CHAPTER LXXXI.
And thou that, silent at my knee,
Dost lift to mine thy soft, dark, earnest eyes,
Filled with the love of childhood, which I see
Pure through its depths,--a thing without disguise.
Thou that hast breathed in slumber on my breast,
When I have checked its throbs to give thee rest,
Mine own, whose young thoughts fresh before me rise,
Is it not much that I may guide thy prayer,
And circle thy young soul with free and healthful air?--HEMANS.
The events we have recorded, from the time of Clarence's visit to
Mordaunt to the death of Lord Ulswater, took place within little more
than a week. We have now to pass in silence over several weeks; and
as it was the commencement of autumn when we introduced Clarence and
Mordaunt to our reader, so it is the first opening of winter in which
we will resume the thread of our narration.
Mordaunt had removed to London; and, although he had not yet taken any
share in public business, he was only watching the opportunity to
commence a career the brilliancy of which those who knew aught of his
mind began already to foretell. But he mixed little, if at all, with
the gayer occupants of the world's prominent places. Absorbed
alternately in his studies and his labours of good, the halls of
pleasure were seldom visited by his presence; and they who in the
crowd knew nothing of him but his name, and the lofty bearing of his
mien, recoiled from the coldness of his exterior; and, while they
marvelled at his retirement and reserve, saw in both but the
moroseness of the student and the gloom of the misanthropist.
But the nobleness of his person; the antiquity of his birth; his
wealth, his unblemished character, and the interest thrown over his
name by the reputation of talent and the unpenetrated mystery of his
life, all powerfully spoke in his favour to those of the gentler sex,
who judge us not only from what we are to others, but from what they
imagine we can be to them. From such allurements, however, as from
all else, the mourner turned only the more deeply to cherish the
memory of the dead; and it was a touching and holy sight to mark the
mingled excess of melancholy and fondness with which he watched over
that treasure in whose young beauty and guileless heart his departed
Isabel had yet left the resemblance of her features and her love.
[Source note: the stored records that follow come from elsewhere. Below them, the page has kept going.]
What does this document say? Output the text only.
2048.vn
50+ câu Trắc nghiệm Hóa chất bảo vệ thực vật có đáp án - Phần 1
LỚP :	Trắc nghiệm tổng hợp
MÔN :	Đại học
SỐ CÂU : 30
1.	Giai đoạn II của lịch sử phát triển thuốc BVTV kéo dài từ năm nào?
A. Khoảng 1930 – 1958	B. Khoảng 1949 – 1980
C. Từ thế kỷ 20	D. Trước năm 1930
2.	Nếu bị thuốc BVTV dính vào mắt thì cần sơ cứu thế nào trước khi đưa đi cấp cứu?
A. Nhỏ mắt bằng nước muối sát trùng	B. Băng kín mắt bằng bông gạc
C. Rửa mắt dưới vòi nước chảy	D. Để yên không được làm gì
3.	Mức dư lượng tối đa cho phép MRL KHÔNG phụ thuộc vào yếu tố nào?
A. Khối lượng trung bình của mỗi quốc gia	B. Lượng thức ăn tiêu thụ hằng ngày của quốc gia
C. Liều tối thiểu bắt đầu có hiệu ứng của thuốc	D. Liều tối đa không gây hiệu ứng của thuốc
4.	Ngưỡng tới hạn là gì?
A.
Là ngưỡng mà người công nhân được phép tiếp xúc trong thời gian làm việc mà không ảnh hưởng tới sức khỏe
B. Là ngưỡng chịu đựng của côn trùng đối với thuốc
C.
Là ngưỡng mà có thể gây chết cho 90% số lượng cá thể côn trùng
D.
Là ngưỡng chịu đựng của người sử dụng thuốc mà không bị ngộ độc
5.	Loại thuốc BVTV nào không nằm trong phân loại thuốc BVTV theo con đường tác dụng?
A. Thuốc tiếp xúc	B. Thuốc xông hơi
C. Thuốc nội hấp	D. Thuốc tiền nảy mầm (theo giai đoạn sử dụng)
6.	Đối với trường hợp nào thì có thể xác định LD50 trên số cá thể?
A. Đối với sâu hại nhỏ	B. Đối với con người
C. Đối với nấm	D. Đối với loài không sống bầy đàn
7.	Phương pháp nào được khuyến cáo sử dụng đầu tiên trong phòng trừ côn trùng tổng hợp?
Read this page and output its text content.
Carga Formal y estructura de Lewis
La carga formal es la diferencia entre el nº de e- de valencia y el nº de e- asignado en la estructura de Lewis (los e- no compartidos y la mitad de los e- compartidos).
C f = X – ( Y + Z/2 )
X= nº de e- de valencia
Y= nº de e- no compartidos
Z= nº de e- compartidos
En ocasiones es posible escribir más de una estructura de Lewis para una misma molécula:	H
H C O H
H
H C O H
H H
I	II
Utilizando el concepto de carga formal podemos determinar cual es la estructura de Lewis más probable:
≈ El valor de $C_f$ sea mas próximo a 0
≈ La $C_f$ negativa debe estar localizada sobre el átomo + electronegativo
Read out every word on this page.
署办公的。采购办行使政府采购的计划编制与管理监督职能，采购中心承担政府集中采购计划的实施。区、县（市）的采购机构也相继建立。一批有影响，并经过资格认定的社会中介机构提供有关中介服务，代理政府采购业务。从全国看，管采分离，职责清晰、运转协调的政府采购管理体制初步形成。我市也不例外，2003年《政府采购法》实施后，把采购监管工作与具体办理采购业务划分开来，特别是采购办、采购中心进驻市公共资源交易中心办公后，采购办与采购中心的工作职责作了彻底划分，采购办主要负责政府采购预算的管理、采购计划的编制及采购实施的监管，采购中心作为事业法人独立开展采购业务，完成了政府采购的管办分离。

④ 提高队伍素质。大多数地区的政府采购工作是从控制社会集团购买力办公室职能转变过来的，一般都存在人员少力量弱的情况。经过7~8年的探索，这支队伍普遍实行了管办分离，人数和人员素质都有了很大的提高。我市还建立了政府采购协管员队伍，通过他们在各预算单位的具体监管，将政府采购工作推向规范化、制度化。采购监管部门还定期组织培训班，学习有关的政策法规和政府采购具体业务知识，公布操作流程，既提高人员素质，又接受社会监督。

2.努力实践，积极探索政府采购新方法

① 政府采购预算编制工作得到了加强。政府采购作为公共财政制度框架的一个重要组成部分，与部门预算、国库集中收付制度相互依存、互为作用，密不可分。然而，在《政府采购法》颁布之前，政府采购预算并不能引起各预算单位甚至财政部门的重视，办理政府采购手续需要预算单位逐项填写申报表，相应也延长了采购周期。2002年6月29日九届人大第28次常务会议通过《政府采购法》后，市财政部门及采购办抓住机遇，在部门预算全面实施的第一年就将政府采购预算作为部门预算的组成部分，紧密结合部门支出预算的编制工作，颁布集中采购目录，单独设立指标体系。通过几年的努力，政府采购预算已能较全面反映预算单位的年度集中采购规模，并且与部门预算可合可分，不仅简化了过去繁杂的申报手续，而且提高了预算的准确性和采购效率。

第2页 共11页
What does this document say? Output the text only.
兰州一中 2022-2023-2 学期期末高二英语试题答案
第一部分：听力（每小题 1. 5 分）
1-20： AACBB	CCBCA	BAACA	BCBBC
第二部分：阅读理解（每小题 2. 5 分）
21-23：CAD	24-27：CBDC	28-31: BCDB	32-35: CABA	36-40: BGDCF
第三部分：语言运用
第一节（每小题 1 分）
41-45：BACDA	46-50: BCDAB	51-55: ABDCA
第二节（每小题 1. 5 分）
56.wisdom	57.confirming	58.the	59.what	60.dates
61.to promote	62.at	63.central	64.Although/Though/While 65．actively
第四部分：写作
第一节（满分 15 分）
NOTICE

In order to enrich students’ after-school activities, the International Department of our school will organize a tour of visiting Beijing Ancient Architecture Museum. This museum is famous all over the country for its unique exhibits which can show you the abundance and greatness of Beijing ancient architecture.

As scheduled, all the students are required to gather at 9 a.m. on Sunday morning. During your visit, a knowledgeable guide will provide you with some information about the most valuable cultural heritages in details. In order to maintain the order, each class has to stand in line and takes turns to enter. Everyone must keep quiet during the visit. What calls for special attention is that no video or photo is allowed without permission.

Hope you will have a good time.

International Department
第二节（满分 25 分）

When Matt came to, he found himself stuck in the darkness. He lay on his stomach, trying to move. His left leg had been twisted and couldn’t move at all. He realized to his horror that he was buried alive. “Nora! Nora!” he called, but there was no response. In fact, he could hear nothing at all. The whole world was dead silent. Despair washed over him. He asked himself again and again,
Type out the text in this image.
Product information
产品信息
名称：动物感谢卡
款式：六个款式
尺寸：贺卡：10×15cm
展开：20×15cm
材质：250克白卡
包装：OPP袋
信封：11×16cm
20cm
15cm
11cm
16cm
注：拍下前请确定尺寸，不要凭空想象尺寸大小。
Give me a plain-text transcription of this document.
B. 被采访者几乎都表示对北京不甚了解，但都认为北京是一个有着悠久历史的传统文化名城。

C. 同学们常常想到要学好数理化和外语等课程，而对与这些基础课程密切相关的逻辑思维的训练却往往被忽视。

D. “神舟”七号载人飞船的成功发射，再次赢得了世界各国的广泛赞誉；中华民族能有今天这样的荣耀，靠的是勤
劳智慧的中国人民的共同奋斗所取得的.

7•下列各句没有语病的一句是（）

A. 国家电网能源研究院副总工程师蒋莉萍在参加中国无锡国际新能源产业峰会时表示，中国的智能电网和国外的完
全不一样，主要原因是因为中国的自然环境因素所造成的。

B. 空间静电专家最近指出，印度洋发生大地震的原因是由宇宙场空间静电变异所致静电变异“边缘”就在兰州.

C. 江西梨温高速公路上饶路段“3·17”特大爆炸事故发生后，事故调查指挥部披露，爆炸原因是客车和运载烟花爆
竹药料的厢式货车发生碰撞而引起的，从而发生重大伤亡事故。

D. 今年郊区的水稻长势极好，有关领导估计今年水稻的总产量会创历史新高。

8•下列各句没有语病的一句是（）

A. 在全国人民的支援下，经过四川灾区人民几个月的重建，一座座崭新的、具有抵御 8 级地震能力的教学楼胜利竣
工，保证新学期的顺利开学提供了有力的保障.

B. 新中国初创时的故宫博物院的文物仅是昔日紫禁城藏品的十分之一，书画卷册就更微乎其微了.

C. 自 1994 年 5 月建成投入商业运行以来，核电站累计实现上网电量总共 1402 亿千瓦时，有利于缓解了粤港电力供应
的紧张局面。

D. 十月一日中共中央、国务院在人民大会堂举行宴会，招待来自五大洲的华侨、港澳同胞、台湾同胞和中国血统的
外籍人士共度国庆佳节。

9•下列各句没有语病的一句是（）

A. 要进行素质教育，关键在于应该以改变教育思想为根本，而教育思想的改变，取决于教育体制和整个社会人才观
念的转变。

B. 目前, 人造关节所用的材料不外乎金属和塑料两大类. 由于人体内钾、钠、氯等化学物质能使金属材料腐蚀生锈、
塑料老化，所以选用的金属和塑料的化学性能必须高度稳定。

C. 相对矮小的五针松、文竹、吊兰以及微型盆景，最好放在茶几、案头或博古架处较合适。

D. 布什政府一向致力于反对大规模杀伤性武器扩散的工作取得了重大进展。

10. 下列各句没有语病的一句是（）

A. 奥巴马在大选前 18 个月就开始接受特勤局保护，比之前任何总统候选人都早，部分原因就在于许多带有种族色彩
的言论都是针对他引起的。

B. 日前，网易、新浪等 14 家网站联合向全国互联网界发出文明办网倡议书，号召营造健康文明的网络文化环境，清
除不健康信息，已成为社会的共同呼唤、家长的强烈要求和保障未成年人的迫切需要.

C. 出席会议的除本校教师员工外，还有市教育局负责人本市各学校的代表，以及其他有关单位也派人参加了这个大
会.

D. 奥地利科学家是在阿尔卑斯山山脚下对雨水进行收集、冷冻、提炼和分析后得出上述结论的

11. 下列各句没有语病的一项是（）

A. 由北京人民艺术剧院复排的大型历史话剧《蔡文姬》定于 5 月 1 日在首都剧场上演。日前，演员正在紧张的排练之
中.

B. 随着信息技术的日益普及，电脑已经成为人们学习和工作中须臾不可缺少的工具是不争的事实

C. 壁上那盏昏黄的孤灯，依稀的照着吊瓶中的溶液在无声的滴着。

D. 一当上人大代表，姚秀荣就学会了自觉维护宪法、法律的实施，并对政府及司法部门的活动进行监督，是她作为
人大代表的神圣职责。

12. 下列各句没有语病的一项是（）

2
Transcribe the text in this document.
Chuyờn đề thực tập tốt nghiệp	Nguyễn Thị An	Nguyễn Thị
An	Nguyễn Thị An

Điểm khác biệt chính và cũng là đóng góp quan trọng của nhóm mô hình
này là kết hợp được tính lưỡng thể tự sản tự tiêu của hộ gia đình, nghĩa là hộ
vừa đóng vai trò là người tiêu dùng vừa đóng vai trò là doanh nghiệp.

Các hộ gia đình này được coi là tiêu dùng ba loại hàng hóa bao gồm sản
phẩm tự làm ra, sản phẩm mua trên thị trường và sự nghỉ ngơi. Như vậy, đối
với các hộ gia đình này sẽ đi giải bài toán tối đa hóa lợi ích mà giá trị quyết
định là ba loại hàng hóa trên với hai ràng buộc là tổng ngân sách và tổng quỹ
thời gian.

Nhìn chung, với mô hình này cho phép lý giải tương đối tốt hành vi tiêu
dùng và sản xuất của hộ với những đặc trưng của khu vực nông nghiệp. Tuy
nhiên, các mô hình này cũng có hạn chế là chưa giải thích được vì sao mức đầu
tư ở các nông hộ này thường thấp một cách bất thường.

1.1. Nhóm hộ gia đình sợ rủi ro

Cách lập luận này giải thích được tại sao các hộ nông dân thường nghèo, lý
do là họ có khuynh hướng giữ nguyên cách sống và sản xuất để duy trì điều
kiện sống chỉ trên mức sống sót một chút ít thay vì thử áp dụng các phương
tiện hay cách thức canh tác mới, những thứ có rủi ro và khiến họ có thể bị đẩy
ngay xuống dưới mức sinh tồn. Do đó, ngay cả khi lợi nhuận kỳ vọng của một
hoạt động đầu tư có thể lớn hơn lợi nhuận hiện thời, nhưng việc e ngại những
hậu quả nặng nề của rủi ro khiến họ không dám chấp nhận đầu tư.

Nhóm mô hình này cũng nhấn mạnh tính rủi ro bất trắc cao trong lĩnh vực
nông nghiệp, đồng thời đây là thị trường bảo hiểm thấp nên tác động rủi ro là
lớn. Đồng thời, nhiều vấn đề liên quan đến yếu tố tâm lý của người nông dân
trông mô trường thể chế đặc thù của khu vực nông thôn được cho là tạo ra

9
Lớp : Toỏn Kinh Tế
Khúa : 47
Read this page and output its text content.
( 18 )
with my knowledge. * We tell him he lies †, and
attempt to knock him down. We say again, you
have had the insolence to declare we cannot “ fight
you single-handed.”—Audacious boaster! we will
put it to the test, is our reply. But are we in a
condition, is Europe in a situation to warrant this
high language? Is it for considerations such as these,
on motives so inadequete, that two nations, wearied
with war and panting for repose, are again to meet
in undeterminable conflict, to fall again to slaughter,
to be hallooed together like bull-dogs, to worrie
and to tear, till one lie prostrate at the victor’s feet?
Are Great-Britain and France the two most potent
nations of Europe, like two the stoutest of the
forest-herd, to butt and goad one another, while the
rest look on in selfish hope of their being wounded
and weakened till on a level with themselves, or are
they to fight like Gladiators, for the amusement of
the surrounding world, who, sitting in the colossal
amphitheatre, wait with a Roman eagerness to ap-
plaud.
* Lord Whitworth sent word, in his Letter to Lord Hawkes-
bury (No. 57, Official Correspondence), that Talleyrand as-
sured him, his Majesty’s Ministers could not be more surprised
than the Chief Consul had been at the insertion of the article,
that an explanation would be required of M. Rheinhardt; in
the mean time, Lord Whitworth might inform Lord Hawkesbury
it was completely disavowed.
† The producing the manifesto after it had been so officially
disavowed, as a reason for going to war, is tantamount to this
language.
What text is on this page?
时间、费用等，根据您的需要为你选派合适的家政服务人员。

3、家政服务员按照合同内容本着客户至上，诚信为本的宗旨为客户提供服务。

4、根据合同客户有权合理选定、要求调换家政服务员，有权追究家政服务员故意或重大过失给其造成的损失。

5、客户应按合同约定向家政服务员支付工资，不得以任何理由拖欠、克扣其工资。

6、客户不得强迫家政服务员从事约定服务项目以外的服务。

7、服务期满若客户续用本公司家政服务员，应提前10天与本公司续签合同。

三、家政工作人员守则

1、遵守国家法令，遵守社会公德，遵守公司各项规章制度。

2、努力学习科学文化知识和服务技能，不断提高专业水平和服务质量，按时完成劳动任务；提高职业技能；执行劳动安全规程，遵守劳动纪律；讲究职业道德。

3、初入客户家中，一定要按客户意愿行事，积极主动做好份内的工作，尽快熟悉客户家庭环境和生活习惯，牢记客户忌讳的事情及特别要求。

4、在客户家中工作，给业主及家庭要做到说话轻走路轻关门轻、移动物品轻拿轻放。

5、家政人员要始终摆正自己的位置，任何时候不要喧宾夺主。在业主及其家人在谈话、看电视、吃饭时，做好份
There seemed between them to exist even a dearer and closer tie than
that of daughter and sire; for, in both, the objects which usually
divide the affections of the man or the child had but a feeble charm:
Isabel's mind had expanded beyond her years, and Algernon's had
outgrown his time; so that neither the sports natural to her age, nor
the ambition ordinary to his, were sufficient to wean or to distract
the unity of their love. When, after absence, his well-known step
trod lightly in the hall, her ear, which had listened and longed and
thirsted for the sound, taught her fairy feet to be the first to
welcome his return; and when the slightest breath of sickness menaced
her slender frame, it was his hand that smoothed her pillow, and his
smile that cheered away her pain; and when she sank into sleep she
knew that a father's heart watched over her through the long but
untiring night; that a father's eye would be the first which, on
waking, she would meet.
"Oh! beautiful, and rare as beautiful," was that affection; in the
parent no earthlier or harder sternness in authority, nor weakness in
doting, nor caprice in love; in the child no fear debasing reverence,
yet no familiarity diminishing respect. But Love, whose pride is in
serving, seemed to make at once soft and hallowed the offices mutually
rendered; and Nature, never counteracted in her dictates, wrought,
without a visible effort, the proper channels into which those offices
should flow; and that Charity which not only covers sins, but lifts
the veil from virtues, whose beauty might otherwise have lain
concealed, linked them closer and closer, and threw over that link the
sanctity of itself. For it was Algernon's sweetest pleasure to make
her young hands the ministers of good to others, and to drink at such
times from the rich glow of her angel countenance the purified
selfishness of his reward. And when after the divine joy of blessing,
which, perhaps, the youngest taste yet more vividly than their sires,
she threw her arms around his neck and thanked him with glad tears for
the luxury he had bestowed upon her, how could they, in that gushing
overflow of heart, help loving each other the more, or feeling that in
that love there was something which justified the excess?
Nor have we drawn with too exaggerating a pencil, nor, though Isabel's
mind was older than her years, extended that prematureness to her
heart. For, where we set the example of benevolence, and see that the
example is in nought corrupted, the milk of human kindness will flow
not the less readily from the youngest breast, and out of the mouths
of babes will come the wisdom of charity and love!
Ever since Mordaunt's arrival in town, he had sought out Wolfe's
abode, for the purpose of ministering to the poverty under which he
rightly conjectured that the republican laboured. But the habitation
of one, needy, distressed, seldom living long in one place, and far
less notorious of late than he had formerly been, was not easy to
discover; nor was it till after long and vain search that he
ascertained the retreat of his singular acquaintance. The day in
which he effected this object we shall have hereafter occasion to
specify. Meanwhile we return to Mr. Crauford.